According to Freedland, Sharon, “as one of Israel’s founders… had the credibility to give up occupied territory – and even to face the demons of 1948”. Freedland speculates also that “Sharon’s final mission might well have been peace”. This is indeed a big statement, but how does Freedland support his creative historical account?

Jonathan Freedland

Jonathan Freedland, Guardian and Jewish Chronicle columnist and BBC presenter

“Sharon’s final act,” says Freedland, “was to dismantle some of the very settlements he had sponsored. In 2005 he ordered Israel’s disengagement from Gaza, seized in the 1967 war in which Sharon had been a crucial, if maverick, commander.”

Aside from the fact that Freedland falls short of reminding his readers about Sharon’s colossal war crimes, he actually completely distorts the political narrative that led Sharon to the 2005 unilateral disengagement from Gaza.

Did Sharon have a plan to reconcile with the Palestinians and to address their plight or their right to return to their land? Not at all. We do not have any evidence of Sharon’s remorse. The logic behind Sharon’s disengagement is simple and on the verge of banal. Sharon knew very well that if Israel insisted on maintaining itself as the “Jewish state”, it would have to rid itself immediately of Arabs. Sharon was becoming aware of the possible implications of the Palestinian “demographic bomb”. The Palestinians were becoming a majority in areas controlled by Israel.

Ridding Israel of the highly populated Gaza Strip was a perfect start.
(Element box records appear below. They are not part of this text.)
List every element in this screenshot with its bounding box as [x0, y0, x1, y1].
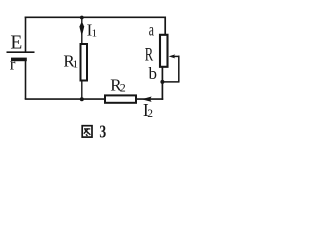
label I2 [143, 100, 153, 120]
svg-text:1: 1 [73, 59, 79, 71]
battery short thick plate (-) [11, 58, 27, 62]
wire: R1 branch lower lead [81, 81, 83, 100]
svg-text:R: R [145, 45, 154, 66]
wire: left branch lower segment (battery negative lead) [25, 61, 27, 99]
node junction: wiper return on right branch [160, 80, 164, 84]
svg-text:b: b [149, 64, 158, 83]
svg-text:r: r [10, 55, 16, 74]
resistor R rheostat (vertical box, terminals a/b) [160, 35, 168, 67]
svg-text:E: E [10, 33, 22, 54]
wire: right branch lower segment (R terminal b to bottom wire) [161, 67, 163, 100]
current arrow I1 (pointing down) [79, 21, 84, 35]
label I1 [87, 20, 98, 39]
wire: top horizontal (node from battery + to R1 top and R top) [25, 16, 166, 18]
svg-text:1: 1 [92, 28, 98, 40]
label R2 [110, 75, 125, 94]
resistor R2 (horizontal box on bottom wire) [105, 95, 136, 102]
svg-text:2: 2 [120, 81, 126, 95]
wiper arrow of rheostat R (points left into right side of R) [162, 54, 179, 82]
wire: bottom horizontal (from battery - through R2 to right branch) [25, 98, 164, 100]
node junction: R1 bottom on bottom wire [80, 97, 84, 101]
wire: right branch upper segment (top wire to R terminal a) [164, 17, 166, 36]
battery cell E with internal resistance r [7, 52, 35, 61]
caption: Chinese character 图 (figure) drawn as vector [82, 126, 92, 137]
wire: left branch upper segment (battery positive lead) [25, 17, 27, 53]
label R1 [63, 52, 78, 71]
svg-text:a: a [149, 20, 154, 40]
current arrow I2 (pointing left, on wire right of R2) [142, 97, 152, 102]
svg-text:2: 2 [147, 108, 153, 120]
resistor R1 (vertical box) [81, 44, 88, 81]
node junction: R1 top on top wire [80, 16, 84, 20]
svg-text:3: 3 [99, 122, 106, 142]
wire: R1 branch upper lead [81, 17, 83, 43]
battery long plate (+) [7, 51, 35, 53]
In a single political and territorial move, Sharon freed Israel of 1.5 million Palestinians and liberated Israel of increasingly complex security issues. Sharon was a pragmatic politician, he’s always been one and his disengagement wasn’t at all an attempt to “face the demons of 1948”, as Freedland suggests. It was a Judaeo-centric attempt to maintain the Jewishness of the Jewish state.

Freedland’s biased inclinations continue till the end of today’s piece: “an intriguing habit of Sharon’s was to refer to places in Israel by their original, Arabic names – thereby acknowledging the truth that usually lies buried beneath the soil”. Is this right? Did Sharon really pay tribute to the eradicated Palestinian civilization by uttering some words in Arabic? Not at all. Sharon was born in the British Mandate of Palestine. He was raised in a country scattered with Palestinian villages and cities. Sharon and Israelis of his generation tended to pepper their Hebrew with a few Arabic words because such an act filled their existence with an authentic sense of belonging and a bond to an imaginary soil. I hope in that context the laughable Freedland doesn’t also think when Israelis eat falafel they try to express empathy towards six million Palestinian refugees. After all, falafel also belongs to Palestine.

Freedland probably waited for Ariel Sharon to die in order to spread his preposterous reading of history, just to make sure that the “immortal Sharon” would not bounce back and dismiss this gross interpretation as complete nonsense.

The only remaining question is why the Guardian, once a respected paper, is publishing such low quality hasbara drivel? Is it really the Guardian of the truth or has it become the Guardian of Zion?